The next morning was spent working at the church, cleaning and organizing, and we got quite a bit done, which felt great.
Afterwards we got into a bus and drove to where our first VBS location is in a village called Tambomachay (TAM-boe-ma-chai), just to see the work being done there and to meet any kids who were around. We prayed over the area, awkwardly hung around for a few minutes, made friends with a tethered lamb and dogs (that we apparently aren’t supposed to pet because of germs and such) then the kids started coming. We exchanged names in stumbling Spanish and they played hand clapping games, which some of us joined in on, which then led to us showing them Quack-Dilly-O-So, which then led to us all playing Duck Duck Goose, which here was called Pato Pato Oveja (Duck Duck Sheep). Not sure how we got sheep, but whatever works… When they got tired of that some of the girls were trying to talk to me, saying what sounded like “chapas”, and eventually we figured out that meant tunnel tag, so we played that for a good long time. Funny how much you can communicate even with a language barrier. I showed them how to make birdcalls with your hands, tried to talk a little with my meager spanish vocab, and they giggled at it quite a bit.
We were with this group of kids for 4 days, and they were the ones that were hardest for me to leave. They were so hungry for hugs, touch, love, to be listened to. We had tickle parties and snuggle piles and big hugs and they’d all pile into my lap or hold onto my back or arms so I could swing them around, they’d tap on my face and make funny noises and braid my hair and sit on my feet and hold my hand and show me things they found. So much laughter and love for and with them. Later in the week we’d do crafts and sing and dance with them, I learned quite a few more words through asking them (“que es…?”) and they’d laugh when I mispronounced it, and tell me the right pronunciation. I showed them how to blow kisses and they showed me hand clapping games.
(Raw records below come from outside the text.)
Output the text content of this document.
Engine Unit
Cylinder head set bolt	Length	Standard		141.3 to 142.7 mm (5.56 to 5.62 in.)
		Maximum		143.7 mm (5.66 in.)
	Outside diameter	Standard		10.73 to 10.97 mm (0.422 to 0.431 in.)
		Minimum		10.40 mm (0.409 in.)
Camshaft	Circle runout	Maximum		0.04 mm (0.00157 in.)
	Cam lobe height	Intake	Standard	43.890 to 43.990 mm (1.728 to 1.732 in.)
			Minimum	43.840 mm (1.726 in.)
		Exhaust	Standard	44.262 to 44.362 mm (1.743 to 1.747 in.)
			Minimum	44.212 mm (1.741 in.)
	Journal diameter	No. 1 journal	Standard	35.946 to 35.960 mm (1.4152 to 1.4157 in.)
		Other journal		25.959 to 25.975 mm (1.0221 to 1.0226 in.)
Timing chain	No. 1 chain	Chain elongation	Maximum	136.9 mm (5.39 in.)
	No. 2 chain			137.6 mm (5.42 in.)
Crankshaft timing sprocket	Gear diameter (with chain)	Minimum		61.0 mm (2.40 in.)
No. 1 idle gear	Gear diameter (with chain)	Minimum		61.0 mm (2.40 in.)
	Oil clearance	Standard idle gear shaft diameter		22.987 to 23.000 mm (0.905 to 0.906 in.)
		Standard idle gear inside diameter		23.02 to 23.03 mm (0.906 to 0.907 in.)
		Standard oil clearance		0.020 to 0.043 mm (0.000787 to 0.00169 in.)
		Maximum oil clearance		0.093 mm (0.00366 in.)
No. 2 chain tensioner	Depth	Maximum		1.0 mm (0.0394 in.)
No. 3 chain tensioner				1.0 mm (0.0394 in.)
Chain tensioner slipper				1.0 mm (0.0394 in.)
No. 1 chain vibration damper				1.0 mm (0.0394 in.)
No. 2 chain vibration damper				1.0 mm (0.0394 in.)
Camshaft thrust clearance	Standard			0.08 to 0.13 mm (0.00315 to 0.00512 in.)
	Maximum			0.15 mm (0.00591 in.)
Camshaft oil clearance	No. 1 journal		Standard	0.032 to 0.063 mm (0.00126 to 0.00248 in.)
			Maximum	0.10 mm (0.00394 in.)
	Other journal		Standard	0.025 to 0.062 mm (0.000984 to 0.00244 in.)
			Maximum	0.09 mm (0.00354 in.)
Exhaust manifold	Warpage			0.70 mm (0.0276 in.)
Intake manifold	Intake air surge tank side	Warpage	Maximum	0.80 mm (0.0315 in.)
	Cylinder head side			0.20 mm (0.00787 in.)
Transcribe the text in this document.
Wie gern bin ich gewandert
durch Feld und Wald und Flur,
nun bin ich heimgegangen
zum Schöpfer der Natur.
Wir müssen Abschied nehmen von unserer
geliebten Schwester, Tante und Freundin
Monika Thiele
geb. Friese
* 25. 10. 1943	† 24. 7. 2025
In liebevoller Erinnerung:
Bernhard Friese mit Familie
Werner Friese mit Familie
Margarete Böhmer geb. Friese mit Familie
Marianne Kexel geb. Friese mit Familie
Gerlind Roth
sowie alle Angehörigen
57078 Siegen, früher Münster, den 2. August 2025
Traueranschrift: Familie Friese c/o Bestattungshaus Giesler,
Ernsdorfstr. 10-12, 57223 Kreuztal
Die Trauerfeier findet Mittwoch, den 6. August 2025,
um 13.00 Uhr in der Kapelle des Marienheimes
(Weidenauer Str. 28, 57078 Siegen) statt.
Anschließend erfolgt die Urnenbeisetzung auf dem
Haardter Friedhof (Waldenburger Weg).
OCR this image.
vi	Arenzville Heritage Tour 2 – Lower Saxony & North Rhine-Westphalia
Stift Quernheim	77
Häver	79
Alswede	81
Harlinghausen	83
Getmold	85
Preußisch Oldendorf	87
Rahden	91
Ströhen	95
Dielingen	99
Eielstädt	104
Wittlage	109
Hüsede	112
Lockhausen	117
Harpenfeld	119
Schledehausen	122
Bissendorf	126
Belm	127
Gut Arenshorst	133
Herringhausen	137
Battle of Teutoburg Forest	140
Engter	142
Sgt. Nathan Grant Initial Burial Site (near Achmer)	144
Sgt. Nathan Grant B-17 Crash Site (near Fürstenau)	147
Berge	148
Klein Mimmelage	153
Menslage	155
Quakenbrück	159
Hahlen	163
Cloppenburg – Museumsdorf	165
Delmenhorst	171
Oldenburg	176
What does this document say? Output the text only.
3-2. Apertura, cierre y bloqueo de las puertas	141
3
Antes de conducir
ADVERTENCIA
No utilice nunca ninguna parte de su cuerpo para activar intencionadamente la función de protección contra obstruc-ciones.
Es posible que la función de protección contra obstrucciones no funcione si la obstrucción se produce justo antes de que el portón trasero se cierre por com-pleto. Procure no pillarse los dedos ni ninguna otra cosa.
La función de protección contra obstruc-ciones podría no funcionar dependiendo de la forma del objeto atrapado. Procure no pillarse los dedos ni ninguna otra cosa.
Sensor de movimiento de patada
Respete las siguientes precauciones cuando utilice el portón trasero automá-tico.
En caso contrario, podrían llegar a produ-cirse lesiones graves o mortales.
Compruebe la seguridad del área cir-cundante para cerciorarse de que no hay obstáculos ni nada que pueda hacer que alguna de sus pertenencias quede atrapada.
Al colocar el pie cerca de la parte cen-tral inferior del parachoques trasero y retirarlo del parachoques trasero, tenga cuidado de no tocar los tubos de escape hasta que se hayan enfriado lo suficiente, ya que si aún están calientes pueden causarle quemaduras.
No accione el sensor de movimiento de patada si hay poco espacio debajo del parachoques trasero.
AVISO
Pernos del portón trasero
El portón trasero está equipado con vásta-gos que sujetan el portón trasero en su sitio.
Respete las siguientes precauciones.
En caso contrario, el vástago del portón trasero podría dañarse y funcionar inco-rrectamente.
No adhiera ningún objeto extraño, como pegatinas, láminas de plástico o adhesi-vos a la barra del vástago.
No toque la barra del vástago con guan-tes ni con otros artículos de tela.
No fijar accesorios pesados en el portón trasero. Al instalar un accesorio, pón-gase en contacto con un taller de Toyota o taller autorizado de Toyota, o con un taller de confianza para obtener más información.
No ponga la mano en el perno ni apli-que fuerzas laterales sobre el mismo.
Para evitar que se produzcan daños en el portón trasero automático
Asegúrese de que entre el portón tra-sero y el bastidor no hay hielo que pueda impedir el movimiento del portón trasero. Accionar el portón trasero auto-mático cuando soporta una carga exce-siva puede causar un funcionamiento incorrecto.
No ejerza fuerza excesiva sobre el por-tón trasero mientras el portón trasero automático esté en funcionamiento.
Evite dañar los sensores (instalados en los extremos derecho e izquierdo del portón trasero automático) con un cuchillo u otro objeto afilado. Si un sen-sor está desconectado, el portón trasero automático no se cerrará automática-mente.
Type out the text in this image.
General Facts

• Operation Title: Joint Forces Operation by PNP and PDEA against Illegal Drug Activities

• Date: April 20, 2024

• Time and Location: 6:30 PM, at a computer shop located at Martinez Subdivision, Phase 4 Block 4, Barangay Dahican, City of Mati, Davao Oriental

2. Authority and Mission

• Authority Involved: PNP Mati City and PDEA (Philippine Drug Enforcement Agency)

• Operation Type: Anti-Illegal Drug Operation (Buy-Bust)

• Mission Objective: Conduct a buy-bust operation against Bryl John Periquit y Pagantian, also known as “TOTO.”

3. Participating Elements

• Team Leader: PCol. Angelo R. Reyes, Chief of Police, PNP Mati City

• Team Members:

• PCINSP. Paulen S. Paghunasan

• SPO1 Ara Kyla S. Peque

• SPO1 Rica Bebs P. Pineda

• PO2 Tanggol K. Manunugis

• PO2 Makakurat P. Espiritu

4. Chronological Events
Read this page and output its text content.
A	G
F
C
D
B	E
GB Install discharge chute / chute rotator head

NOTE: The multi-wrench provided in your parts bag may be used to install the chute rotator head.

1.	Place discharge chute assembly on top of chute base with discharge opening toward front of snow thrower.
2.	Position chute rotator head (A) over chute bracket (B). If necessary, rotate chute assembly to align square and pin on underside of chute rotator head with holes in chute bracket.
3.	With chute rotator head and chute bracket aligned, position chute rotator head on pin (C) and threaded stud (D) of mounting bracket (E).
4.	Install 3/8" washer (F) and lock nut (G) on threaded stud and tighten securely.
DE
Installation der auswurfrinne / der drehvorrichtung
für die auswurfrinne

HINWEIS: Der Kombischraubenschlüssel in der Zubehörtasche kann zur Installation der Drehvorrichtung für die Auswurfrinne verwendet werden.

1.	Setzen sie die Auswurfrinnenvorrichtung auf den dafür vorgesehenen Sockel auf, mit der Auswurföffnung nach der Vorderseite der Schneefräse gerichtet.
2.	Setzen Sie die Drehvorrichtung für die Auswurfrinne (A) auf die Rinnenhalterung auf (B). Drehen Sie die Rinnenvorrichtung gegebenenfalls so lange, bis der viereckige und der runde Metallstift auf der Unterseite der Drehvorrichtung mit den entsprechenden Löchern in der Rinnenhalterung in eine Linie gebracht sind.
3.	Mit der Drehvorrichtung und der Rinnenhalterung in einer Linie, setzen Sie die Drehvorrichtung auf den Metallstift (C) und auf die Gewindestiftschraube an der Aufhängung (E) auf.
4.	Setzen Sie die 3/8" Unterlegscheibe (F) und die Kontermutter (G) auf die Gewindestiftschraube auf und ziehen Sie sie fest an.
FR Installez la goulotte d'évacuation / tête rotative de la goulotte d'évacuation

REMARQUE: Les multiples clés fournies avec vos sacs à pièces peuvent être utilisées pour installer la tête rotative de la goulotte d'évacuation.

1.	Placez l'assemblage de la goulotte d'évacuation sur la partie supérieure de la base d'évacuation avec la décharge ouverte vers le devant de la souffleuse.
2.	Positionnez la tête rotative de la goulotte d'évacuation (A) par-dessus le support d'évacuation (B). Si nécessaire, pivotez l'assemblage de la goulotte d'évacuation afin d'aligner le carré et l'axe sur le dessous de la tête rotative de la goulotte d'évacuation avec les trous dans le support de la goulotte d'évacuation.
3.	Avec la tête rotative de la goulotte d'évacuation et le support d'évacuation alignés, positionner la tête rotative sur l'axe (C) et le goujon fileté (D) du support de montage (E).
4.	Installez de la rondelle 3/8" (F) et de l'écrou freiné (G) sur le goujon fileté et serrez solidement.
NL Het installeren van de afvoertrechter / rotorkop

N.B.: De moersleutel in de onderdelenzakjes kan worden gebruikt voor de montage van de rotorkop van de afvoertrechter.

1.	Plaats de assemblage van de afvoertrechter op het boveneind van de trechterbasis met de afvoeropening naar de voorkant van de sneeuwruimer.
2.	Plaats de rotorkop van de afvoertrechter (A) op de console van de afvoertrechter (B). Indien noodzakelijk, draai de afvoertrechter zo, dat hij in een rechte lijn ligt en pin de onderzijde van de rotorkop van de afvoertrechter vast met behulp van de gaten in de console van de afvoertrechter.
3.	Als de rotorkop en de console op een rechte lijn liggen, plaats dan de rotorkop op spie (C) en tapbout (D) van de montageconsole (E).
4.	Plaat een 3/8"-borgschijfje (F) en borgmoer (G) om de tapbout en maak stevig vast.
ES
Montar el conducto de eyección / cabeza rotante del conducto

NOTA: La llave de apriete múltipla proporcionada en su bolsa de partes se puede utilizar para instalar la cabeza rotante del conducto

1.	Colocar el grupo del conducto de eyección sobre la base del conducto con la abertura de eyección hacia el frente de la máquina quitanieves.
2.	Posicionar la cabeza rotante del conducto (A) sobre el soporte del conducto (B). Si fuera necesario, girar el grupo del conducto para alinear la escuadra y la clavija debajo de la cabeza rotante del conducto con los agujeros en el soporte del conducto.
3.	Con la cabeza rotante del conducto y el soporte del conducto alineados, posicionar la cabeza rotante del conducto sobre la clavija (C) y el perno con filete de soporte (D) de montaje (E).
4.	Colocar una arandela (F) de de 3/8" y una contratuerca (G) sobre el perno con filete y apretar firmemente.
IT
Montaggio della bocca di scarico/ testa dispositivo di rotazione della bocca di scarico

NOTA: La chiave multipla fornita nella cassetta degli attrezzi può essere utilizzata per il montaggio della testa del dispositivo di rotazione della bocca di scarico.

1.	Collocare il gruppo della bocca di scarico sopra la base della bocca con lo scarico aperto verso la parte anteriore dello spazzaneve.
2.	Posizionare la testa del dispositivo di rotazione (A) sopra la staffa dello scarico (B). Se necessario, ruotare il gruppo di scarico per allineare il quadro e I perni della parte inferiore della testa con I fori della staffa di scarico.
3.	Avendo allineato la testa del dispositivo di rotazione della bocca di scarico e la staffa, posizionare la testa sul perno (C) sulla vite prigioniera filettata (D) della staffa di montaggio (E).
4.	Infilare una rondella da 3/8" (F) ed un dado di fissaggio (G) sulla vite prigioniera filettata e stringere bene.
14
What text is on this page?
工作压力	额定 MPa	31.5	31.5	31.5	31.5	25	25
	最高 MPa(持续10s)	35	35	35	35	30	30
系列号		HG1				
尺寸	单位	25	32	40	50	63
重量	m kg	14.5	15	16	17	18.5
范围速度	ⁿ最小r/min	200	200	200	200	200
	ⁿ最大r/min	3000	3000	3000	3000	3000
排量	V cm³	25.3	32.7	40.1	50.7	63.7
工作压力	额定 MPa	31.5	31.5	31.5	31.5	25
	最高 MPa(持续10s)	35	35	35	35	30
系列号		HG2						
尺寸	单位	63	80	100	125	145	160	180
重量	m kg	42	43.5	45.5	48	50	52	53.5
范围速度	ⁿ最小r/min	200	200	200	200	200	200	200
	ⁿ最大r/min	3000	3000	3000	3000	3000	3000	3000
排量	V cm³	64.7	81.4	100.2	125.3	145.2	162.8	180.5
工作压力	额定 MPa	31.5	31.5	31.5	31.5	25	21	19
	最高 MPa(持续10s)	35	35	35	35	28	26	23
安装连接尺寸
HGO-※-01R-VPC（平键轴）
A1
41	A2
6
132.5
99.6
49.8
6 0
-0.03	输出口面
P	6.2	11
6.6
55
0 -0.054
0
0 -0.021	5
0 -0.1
It hit me how big God’s love is with them.
He loves me at home in Washington, and everyone there. Then I travel down thousands of miles to Peru, and still He loves me and everyone else there as well. And all the people that are in the surrounding countries, continents, the entire world.
He loves each one of us infinitely and perfectly, and there are so many people… That is so much love. It blew my mind. And with that thought, we are to love people as well. And how are we to love them? The goal is to love through His love, in agape. And what does that look like? That’s going to be a future post here…
The largest thing that frustrated me was that I didn’t know Spanish (which was my fault) , so I couldn’t directly talk with them. We had translators, and they were a HUGE blessing and I was so grateful for them, but when you talk with a kid it’s best if you can talk directly to them, having a middle man changes things. There were tears at the final goodbye, and maybe someday I’ll come back and have learned the language and will be able to talk with them.
The takeaways that I had by day two of the trip were:
-God’s love is huge, I had felt a part of it, and I wanted to share it.
-prayer is so so powerful and so underutilized.
-I take so much for granted. Pretty much everything. It makes one grateful.
-I am not to show partiality in anything I do or to anyone I interact with. This came from a devotional led by a teammate, and sparked a lot of thought. Anything I do I should be doing as to the Lord, whether the job is large or small, gets noticed and recognition or not, whether the person is rich or poor, friendly or intimidating. I am not the one who is supposed to judge. That’s God’s job. I’m just a hand.
Thus ends part 1 of the Peru adventure, more to come later.